Why does helium fusion require a higher temperature than hydrogen fusion?

Answer 1

They are both in period 1, so have their valence electrons in the first energy level. However, helium has 2 protons in the nucleus holding on to those electrons. Hydrogen has only 1 proton holding the electrons. Thus it takes more energy to remove an electron from helium than from hydrogen.

Answer 2

Helium fusion requires a higher temperature than hydrogen fusion because helium nuclei have a greater positive charge and repel each other more strongly, requiring more energy to overcome this repulsion and fuse together. The higher temperature provides the necessary kinetic energy for helium nuclei to collide at high enough speeds to fuse.

Answer 3

This one will be easy to get your head around if we back up a bit. So let's. Ready? Jump with me. Atoms are formed of a nucleus and an electron or electrons, the electron(s) forming up in orbitals around that nucleus. At elevated temperatures, the electrons start to leave. At really elevated temperatures, all the electrons go on vacation because there is soooo much energy around that the electrons cannot stay in their orbits - or anywhere else around the neighborhood. Recall that there are three basic states of matter, and you know them as solids, liquids and gases. When things are superheated, a fourth state of matter forms - plasma. Guess what the sun is. Plasma! It's a big soup of plasma! And that's 'cause it's so very, very hot. Let's jump again. One way to look at the "stuff" on the sun is as a bunch of atomic nuclei. Make sense? All the electrons are on vacation and the nuclei are floating around in the plasma soup. Heck, they are the plasma soup. It's mostly hydrogen nuclei, which are mostly single protons. There's also some helium nuclei floating around. They're mostly two protons and two neutrons. Still with us? Good. Not far to go. Jump again. Fusion is the "smooshing together" of atomic nuclei and the "gluing together" of the joined bits to keep them together. Fusion. Simple and easy. When we "smoosh" hydrogen nuclei together to make helium, we smoosh two protons together (and a couple of neutrons). Protons are positively charged. And they don't like each other! Like charges repel, remember? But at high enough energies (high enough temperatures), we can force them together and fuse them, or the stars can. Now picture two helium atoms, each with its two protons and its neutrons. Which is harder: smooshing together two hydrogen nuclei, each with a positive charge, or smooshing together two helium atoms, each with twoprotons and some neutrons? Bingo! Helium smooshing is harder, and it can only occur under conditions of higher energy - higher temperatures. The threshold temperature of hydrogen fusion (sometimes called a proton-proton reaction) is on the order of 10,000,000 K to 14,000,000 K or 10 to 14 million degrees Kelvin. Blazing hot! But the threshold temperature for helium fusion is on the order of 100,000,000 K or 100 million degrees Kelvin! Wow! Get out your Raybans and the sunblock! Need links? You got 'em.

Answer 4

Because the helium nuclei needs to be moving faster than hydrogen nuclei to fuse. This requires higher temperatures and densities.

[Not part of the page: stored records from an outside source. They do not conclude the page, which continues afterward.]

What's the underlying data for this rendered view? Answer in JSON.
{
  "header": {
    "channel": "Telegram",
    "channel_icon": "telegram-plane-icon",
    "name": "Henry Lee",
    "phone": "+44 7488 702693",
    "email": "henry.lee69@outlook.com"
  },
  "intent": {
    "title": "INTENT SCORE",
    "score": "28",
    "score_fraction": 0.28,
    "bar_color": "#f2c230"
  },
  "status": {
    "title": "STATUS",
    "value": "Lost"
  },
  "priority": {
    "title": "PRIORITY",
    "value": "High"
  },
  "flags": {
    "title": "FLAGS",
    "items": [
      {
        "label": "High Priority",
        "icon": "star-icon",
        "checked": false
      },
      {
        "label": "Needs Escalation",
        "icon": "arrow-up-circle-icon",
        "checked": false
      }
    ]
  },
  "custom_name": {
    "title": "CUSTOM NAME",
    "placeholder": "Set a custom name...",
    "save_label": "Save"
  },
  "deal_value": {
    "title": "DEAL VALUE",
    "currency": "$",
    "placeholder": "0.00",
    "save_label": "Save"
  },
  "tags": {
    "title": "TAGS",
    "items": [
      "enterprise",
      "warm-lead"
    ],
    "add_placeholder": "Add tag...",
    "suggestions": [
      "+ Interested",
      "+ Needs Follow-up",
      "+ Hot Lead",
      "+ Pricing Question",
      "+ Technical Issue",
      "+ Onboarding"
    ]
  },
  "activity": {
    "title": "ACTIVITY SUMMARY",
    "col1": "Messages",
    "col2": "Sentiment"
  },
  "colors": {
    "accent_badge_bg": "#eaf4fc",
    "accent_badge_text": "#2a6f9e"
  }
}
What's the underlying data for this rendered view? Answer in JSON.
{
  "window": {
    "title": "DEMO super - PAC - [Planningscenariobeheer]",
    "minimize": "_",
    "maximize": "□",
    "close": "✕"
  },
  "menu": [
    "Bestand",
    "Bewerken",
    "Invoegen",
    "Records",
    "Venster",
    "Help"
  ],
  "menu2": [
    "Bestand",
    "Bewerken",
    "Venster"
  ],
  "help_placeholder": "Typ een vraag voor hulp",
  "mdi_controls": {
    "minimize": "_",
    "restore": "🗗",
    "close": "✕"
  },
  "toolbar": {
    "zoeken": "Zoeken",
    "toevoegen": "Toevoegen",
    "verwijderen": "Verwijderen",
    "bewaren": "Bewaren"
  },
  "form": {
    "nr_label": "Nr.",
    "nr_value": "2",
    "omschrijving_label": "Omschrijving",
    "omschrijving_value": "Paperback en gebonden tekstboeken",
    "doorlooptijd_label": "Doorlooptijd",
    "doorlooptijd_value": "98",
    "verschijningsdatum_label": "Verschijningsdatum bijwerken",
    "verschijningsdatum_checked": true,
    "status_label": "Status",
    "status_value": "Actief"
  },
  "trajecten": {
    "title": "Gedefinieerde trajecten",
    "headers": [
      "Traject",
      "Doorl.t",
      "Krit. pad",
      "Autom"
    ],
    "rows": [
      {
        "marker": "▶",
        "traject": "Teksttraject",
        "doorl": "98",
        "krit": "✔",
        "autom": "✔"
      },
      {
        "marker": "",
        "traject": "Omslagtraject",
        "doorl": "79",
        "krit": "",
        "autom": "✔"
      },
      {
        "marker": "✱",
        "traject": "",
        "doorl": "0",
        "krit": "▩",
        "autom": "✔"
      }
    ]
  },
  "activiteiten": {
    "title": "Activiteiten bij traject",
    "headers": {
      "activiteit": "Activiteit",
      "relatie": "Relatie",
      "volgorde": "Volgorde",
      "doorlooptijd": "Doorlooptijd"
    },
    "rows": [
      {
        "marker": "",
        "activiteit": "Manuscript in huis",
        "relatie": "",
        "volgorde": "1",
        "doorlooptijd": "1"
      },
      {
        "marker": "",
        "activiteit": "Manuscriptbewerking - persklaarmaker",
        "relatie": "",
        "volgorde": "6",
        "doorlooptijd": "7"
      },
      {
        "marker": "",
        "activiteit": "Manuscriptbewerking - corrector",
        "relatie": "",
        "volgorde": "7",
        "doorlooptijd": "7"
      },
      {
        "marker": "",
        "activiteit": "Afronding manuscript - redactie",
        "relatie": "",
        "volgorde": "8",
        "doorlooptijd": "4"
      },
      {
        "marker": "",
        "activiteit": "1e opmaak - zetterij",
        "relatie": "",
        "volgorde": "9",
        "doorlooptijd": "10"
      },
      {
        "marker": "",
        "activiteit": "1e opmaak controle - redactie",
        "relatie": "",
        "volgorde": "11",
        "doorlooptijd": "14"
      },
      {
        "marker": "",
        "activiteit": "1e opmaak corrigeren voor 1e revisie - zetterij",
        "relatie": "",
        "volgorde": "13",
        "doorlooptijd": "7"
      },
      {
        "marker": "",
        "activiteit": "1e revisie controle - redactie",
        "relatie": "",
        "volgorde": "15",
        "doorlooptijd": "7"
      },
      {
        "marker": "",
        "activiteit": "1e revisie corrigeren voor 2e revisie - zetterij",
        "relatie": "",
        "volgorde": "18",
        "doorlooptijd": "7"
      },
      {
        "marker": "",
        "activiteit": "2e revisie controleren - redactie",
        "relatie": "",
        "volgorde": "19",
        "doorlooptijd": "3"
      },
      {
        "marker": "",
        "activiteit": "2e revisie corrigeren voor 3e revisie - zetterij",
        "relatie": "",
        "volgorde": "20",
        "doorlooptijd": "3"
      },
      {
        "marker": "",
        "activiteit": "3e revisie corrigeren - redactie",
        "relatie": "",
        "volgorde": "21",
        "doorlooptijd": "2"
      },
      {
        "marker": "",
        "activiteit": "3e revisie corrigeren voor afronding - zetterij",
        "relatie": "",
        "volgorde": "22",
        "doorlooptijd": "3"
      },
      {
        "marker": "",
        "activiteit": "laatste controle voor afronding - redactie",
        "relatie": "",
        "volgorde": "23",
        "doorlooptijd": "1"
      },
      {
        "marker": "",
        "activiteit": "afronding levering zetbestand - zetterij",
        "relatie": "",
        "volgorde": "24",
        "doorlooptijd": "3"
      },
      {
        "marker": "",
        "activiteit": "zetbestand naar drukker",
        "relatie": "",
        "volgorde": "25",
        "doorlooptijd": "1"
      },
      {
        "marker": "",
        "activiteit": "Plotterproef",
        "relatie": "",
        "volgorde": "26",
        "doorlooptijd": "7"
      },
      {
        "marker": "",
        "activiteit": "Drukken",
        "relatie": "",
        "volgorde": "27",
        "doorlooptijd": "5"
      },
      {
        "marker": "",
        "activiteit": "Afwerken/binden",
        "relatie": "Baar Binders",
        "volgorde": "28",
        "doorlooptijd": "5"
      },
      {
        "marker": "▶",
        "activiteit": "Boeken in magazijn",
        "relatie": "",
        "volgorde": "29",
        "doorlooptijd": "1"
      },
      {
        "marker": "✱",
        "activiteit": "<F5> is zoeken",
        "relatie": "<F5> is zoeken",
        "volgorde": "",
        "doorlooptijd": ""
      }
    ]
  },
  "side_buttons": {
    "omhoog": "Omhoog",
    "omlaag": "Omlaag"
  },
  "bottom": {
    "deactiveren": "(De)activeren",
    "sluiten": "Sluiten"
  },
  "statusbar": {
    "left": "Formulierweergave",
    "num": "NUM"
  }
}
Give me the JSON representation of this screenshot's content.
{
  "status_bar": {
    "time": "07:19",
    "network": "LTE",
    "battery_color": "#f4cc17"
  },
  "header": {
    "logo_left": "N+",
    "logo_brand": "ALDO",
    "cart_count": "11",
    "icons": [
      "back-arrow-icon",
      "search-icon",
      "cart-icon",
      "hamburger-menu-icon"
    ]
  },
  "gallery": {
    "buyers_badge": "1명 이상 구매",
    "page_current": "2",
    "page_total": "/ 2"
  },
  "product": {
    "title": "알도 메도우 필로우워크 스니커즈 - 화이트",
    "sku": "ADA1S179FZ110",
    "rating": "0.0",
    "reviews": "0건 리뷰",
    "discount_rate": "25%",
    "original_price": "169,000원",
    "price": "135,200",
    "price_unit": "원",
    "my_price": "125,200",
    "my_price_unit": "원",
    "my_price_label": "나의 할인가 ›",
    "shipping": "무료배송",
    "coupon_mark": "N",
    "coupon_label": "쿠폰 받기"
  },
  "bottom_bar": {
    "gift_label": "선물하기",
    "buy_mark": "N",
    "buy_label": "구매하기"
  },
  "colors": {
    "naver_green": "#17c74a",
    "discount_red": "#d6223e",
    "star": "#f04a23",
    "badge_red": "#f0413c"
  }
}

Hydrogen has a small positive charge compared to helium and thus will have a weaker repulsion. A higher temperature is required to "push" the helium close enough to fuse. About 100 million degrees K compared to about 10 million degrees K for hydrogen.

The values get even higher for oxygen fusion, about 1.5 billion degrees K.

See related link for more information.

Answer 5

The helium atom has a greater nuclear charge, against which the electron must be pulled away.